Não é indiferente o contexto em que a alegoria progride. O que Antuérpia e outras cidades da Flandres davam ao mundo, às nações europeias e às outras que com elas estabeleciam laços comerciais, era todo um novo sistema, muito mais aberto ao mundo e construído na base de extensas relações com ideias e geografias diferentes, natural sequência nos tempos renascentistas. Algumas reservas ficavam já lavradas nos argumentos esgrimidos pelos personagens; outras brotariam da incessante roda de ideias. Como as de Bakunine, que viria a sugerir, mais tarde, que “a concorrência não tem coração, não tem piedade (...). Nessa luta são necessariamente cometidos muitos crimes; toda essa luta fratricida não passa de um crime cometido contra a solidariedade humana, base de toda a moral”, asseverava o céptico anarquista.

Lição de cosmopolitismo

Das margens do rio Escalda às portas da Centraal Station, ao longo da Lange Nieuwstraat, da Korte Nieuwstraat, da Meir ou de muitas outras artérias que vão cruzando pequenas praças preenchidas por esplanadas cobertas por toldos e aquecidas nos dias mais frios, no Grote-Market e nas ruelas contíguas, os cenários são desenhados com a mais eloquente arquitectura flamenga.

Os bares com cerveja belga artesanal alternam com restaurantes de variadas bandeiras e paladares; logo à saída da Centraal Station, a uma dezena de metros, o icónico Bier Central, uma paragem inevitável, lista mais de trezentas marcas de cerveja, muitas de fabrico artesanal. E não há que andar muito para se dar com ementas gregas, chinesas, japonesas, eslavas, mexicanas, árabes ou portuguesas. Ou lojas e mercados multi ou transculturais onde os tecidos já são mais coisa dos Orientes do que flamengos, como era usual em séculos idos. E ruas de comércio indiano ou paquistanês (sobretudo as das nacht winkels, lojas abertas noite dentro), marroquino, turco...

Nada de insólito, bem vistos os factos; que grande cidade não afixa cenário equivalente? O complemento “natural” destes intermitentes bazares é a massa heterogénea de gente que caminha pelas ruas, cada caminheiro com as suas convicções, as suas (in) exactidões, as suas existências, os seus destinos, numa cidade que provou ao mundo que separar as águas com facilidades de passe de mágica só pode ser coisa de fantasmática página bíblica.

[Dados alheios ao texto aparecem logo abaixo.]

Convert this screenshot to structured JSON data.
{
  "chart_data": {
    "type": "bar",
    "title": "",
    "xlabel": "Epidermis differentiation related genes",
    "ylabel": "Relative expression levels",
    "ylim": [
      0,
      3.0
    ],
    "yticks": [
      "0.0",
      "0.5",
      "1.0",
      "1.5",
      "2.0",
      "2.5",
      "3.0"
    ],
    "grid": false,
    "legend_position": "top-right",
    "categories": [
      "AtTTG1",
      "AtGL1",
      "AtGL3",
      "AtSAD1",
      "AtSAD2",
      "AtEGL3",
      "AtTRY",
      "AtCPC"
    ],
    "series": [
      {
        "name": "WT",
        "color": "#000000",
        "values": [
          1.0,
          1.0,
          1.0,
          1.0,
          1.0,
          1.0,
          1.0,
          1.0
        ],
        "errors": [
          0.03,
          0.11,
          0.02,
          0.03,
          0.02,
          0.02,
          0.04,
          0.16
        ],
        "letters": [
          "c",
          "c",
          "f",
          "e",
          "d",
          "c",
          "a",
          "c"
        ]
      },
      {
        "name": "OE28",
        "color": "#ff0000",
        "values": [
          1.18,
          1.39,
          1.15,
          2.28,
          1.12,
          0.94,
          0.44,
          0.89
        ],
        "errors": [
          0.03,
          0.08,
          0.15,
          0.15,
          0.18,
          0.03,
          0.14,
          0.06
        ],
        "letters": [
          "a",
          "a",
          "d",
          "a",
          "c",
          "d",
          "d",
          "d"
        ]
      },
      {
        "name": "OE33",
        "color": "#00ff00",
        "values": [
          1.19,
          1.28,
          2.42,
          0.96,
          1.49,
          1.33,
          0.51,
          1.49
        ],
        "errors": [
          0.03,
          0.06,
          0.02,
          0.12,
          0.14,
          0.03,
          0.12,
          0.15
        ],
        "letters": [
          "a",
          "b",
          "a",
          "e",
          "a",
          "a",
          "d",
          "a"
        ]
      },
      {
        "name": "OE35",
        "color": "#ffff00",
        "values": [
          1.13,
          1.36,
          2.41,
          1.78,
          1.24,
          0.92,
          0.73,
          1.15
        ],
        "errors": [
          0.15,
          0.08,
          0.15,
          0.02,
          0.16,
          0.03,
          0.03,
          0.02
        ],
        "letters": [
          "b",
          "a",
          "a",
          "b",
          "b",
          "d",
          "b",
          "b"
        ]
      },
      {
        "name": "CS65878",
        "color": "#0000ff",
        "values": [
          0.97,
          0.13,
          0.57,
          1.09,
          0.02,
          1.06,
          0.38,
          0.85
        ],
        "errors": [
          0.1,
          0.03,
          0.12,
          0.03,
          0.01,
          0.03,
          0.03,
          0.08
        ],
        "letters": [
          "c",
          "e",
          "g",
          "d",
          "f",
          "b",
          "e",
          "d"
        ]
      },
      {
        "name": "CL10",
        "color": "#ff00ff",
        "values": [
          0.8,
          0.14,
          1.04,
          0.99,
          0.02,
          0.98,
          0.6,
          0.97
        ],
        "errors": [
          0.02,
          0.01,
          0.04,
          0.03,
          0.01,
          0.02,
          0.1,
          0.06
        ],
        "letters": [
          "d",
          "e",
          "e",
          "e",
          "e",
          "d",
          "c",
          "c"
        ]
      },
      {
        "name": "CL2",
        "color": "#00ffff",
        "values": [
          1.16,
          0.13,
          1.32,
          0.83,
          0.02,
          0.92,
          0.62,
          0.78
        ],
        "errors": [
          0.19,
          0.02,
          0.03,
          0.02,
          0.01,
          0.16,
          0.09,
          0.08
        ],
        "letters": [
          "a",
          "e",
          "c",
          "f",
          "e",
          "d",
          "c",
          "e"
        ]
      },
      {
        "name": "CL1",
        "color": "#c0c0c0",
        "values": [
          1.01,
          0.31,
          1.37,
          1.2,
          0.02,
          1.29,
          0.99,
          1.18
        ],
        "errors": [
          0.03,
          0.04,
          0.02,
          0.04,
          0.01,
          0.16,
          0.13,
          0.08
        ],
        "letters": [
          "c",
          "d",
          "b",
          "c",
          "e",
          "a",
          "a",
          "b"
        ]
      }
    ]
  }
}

Se a prosperidade é coisa que nasce das trocas comerciais, o conhecimento viaja também nesse vaivém que é, também, de idas e voltas de seres humanos. Não dizia Braudel que com as mercadorias viajam ideias, hábitos, costumes, práticas, cultura, enfim? Olhemos as ruas de Antuérpia: podia o nosso Hitlodeu dizer o mesmo. E More, que nas suas passeatas pelo burgo flamengo terá visto já um tanto do que agora vemos, ao caminhar por estas ruas que cedo acolheram o cosmopolitismo das grandes cidades comerciais. Fechar hermeticamente fronteiras é coisa recente na longa história das sociedades humanas e esta cidade flamenga não se embaraçava, nem ninguém nela, com a variedade de gente que se cruzava no porto e no Grote-Markt.